COW also backsolves. to be honest i have no idea what it means to create a openingkey. im sure its something useful tho:)
How do you document your repertoire?
In this day and age, all of this should be web-based.
Gigantic shared opening DB is much better than everybody having their own. The company that does this can charge premium for various update frequencies.
Lease space from someone like Amazon to run the programs. Why is it that PC programs are still popular?
It is portable. It is OS-neutral. It is accessible from anywhere. I would like personally to see chess.com go in this direction.
On a tangentially related note, I think that there's an opportunity to take a lot of existing chess literature to a new level: A combination of interactive game boards like those here on chess.com and a reader that could render them (like the Kindle perhaps or maybe just an iPhone/Android app) would bring a whole new dimension to studying chess books.
I store my openings in ChessBase which mot opening having one games though certain main lines have two or more games. I go through and create many branches inside each game and try and add good notes from various sources.
I also create database files in for each opening in ChessBase and use the search windows or the reference tab which gives a good tree like break down. I also try and annotate several key games from my main book sources. I also add games from sources such as Chess Publishing and other periodicals.
I am Beta testing Chess Opening Wizard (not the professional version) and am not that impressed. The Professional version (which I think costs around $100) allows back solving. The process of importing annotated games through PGN is such a tree based system is awkward.
On a tangentially related note, I think that there's an opportunity to take a lot of existing chess literature to a new level: A combination of interactive game boards like those here on chess.com and a reader that could render them (like the Kindle perhaps or maybe just an iPhone/Android app) would bring a whole new dimension to studying chess books.
If only there were a reader that could do this... #ipad
Another web-based idea would be to create a wiki that members could sign in, and update at will. It would be even cooler if users could add tags such as "sharp," "critical" or "out-of-fashion" to particular lines. Another killer app or service would be one where you could upload all your games, and it would produce ECO style tables for you.
Wow, actual spreadsheets sounds miserable. These days there's lots of tools. A few months ago, we tried a few of them and just weren't satisfied. We ended up building our own tool that does what a lot of the other ones do. Just in one app. And we also added a bunch of our own features that we personally wanted to see. We've had great success with it so far. Hope you can check it out: Repertree.com
I document mine with a pen on paper. I write it all down. Periodically, I'll take one variation and try to simplify my analysis down to an essential 1 page main line.
I also have a set of postal chess stamps. Critical moves that are anti-intuitive I record as a position and question with the stamps.

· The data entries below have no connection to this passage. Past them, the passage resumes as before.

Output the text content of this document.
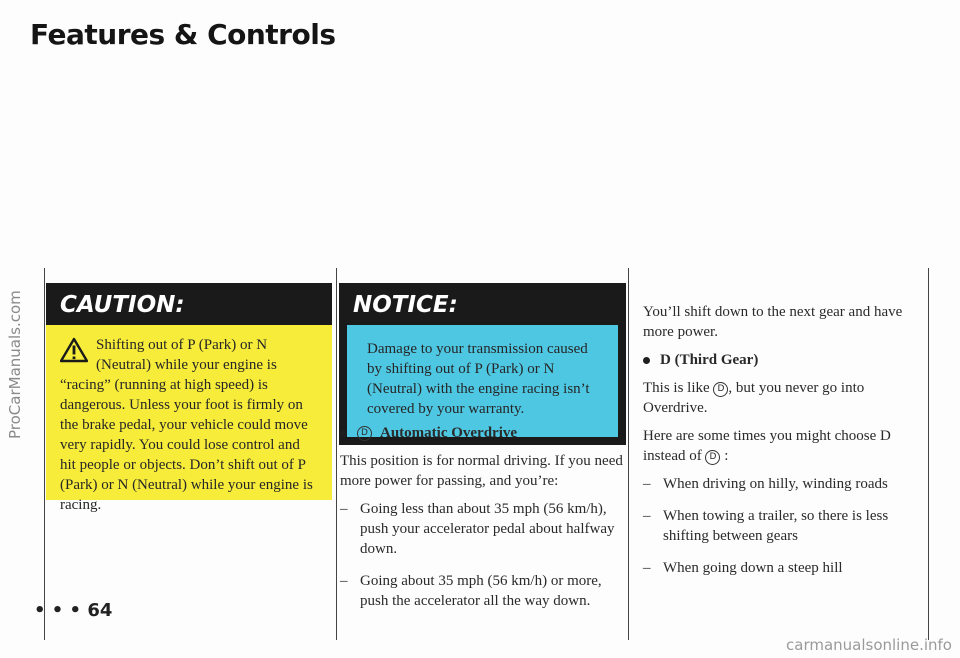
Features & Controls
ProCarManuals.com	CAUTION:
Shifting out of P (Park) or N (Neutral) while your engine is “racing” (running at high speed) is dangerous. Unless your foot is firmly on the brake pedal, your vehicle could move very rapidly. You could lose control and hit people or objects. Don’t shift out of P (Park) or N (Neutral) while your engine is racing.
NOTICE:
Damage to your transmission caused by shifting out of P (Park) or N (Neutral) with the engine racing isn’t covered by your warranty.
D Automatic Overdrive

This position is for normal driving. If you need more power for passing, and you’re:

– Going less than about 35 mph (56 km/h), push your accelerator pedal about halfway down.
– Going about 35 mph (56 km/h) or more, push the accelerator all the way down.

You’ll shift down to the next gear and have more power.

D (Third Gear)

This is like D , but you never go into Overdrive.

Here are some times you might choose D instead of D :

– When driving on hilly, winding roads
– When towing a trailer, so there is less shifting between gears
– When going down a steep hill
• • • 64
carmanualsonline.info
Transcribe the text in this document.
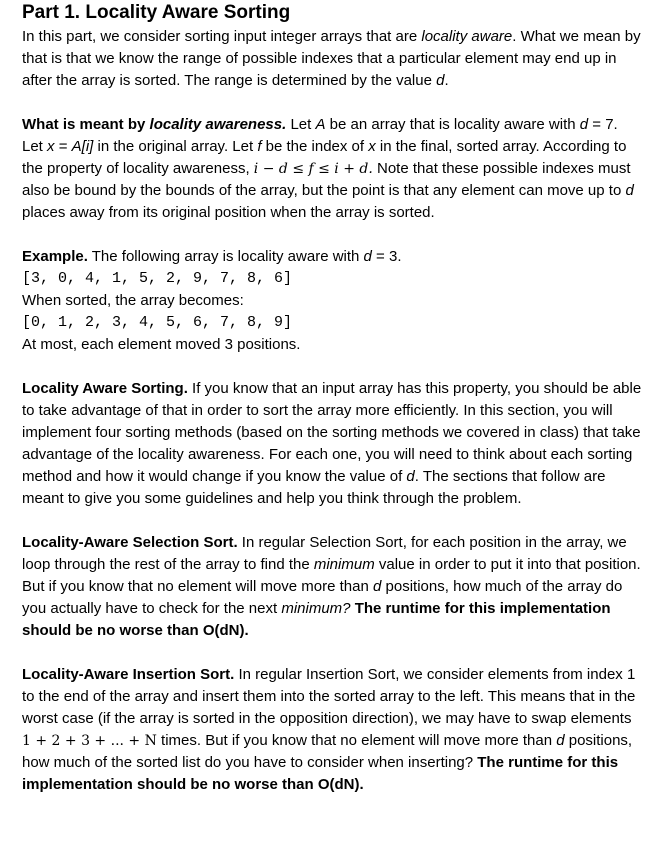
Part 1. Locality Aware Sorting

In this part, we consider sorting input integer arrays that are locality aware. What we mean by that is that we know the range of possible indexes that a particular element may end up in after the array is sorted. The range is determined by the value d.

What is meant by locality awareness. Let A be an array that is locality aware with d = 7. Let x = A[i] in the original array. Let f be the index of x in the final, sorted array. According to the property of locality awareness, i − d ≤ f ≤ i + d. Note that these possible indexes must also be bound by the bounds of the array, but the point is that any element can move up to d places away from its original position when the array is sorted.

Example. The following array is locality aware with d = 3.

[3, 0, 4, 1, 5, 2, 9, 7, 8, 6]

When sorted, the array becomes:

[0, 1, 2, 3, 4, 5, 6, 7, 8, 9]

At most, each element moved 3 positions.

Locality Aware Sorting. If you know that an input array has this property, you should be able to take advantage of that in order to sort the array more efficiently. In this section, you will implement four sorting methods (based on the sorting methods we covered in class) that take advantage of the locality awareness. For each one, you will need to think about each sorting method and how it would change if you know the value of d. The sections that follow are meant to give you some guidelines and help you think through the problem.

Locality-Aware Selection Sort. In regular Selection Sort, for each position in the array, we loop through the rest of the array to find the minimum value in order to put it into that position. But if you know that no element will move more than d positions, how much of the array do you actually have to check for the next minimum? The runtime for this implementation should be no worse than O(dN).

Locality-Aware Insertion Sort. In regular Insertion Sort, we consider elements from index 1 to the end of the array and insert them into the sorted array to the left. This means that in the worst case (if the array is sorted in the opposition direction), we may have to swap elements 1 + 2 + 3 + ... + N times. But if you know that no element will move more than d positions, how much of the sorted list do you have to consider when inserting? The runtime for this implementation should be no worse than O(dN).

I find the writing f lines plus explanations helpful. As Lamport said
"If you think without writing, you only think you're thinking."
-Bill
I personally use chessatlas.net for that, you can organize your repertoire like lichess studies but they make it much easier to train
Before documenting your repertoire, you should play for years. Otherwise you're probably wasting alot of time, since your repertoire is gonna change, and it takes a long time to document much less memorize one. I guess you may learn something along the way, so it's not a total taste. It does force you to think about the coherence of the lines you play. But I'm not sure it's worth the amount of time until you really know how you feel about the lines. Instead, just explore a database carefully and try out many things.
Once you're ready though, just use chessbase.
I’m actually part of the team behind Pawndojo, a repertoire manager and trainer we’ve been building to help players bridge the gap between study and play. The core platform—including all the editing and the spaced-repetition training—is completely free and will stay that way. We’re also about to roll out some 'smart features' that analyze your actual games to help grow your repertoire. Instead of just guessing what to study, the tool identifies exactly where you deviated or got stuck in your real-world matches so you can patch those holes immediately. We’re keeping these advanced features very low-priced because we want it to be a sustainable but accessible tool for the community. If you give it a try, I’d love to hear your feedback while we're still in this launch phase!
I don't think Mike Leahy's Chess Opening Wizard (re. Bookup) has the ability to create opening keys. Chessbase's opening keys let you 1) skip along a forced line without having to play through each move as in an opening tree, 2) see a list of games with the continuation of each line, sortable by player name or elo with a single click, 3) generate statistics on how black or white has fared for each move in the key, 4) attach comments to individual moves explaining for instance whether white or black wins or a draw is a natural outcome given best play by both sides. What really excited me about the announcement for CPT 4 was that the developer was going to include a "variations" feature which sounds to me like it might be similar to the opening keys in Chessbase.
Chess Openings Wizard does have a couple of interesting features. It will "backsolve" evaluations in centipawns or informant symbols from the end of a line back up to early branches in the variation, giving you some idea of which move may be better in each position. It can also do batch EPD analysis, assigning an evaluation to the end of each line (the leaf node). Chess Assistant and Aquarium also can backsolve, and do batch EPD analysis, and CPT can backsolve. I find this whole process very time-consuming, and I think professional players are more likely to backsolve informally while using Chessbase rather than set COW to work on some archive of games or lines overnight.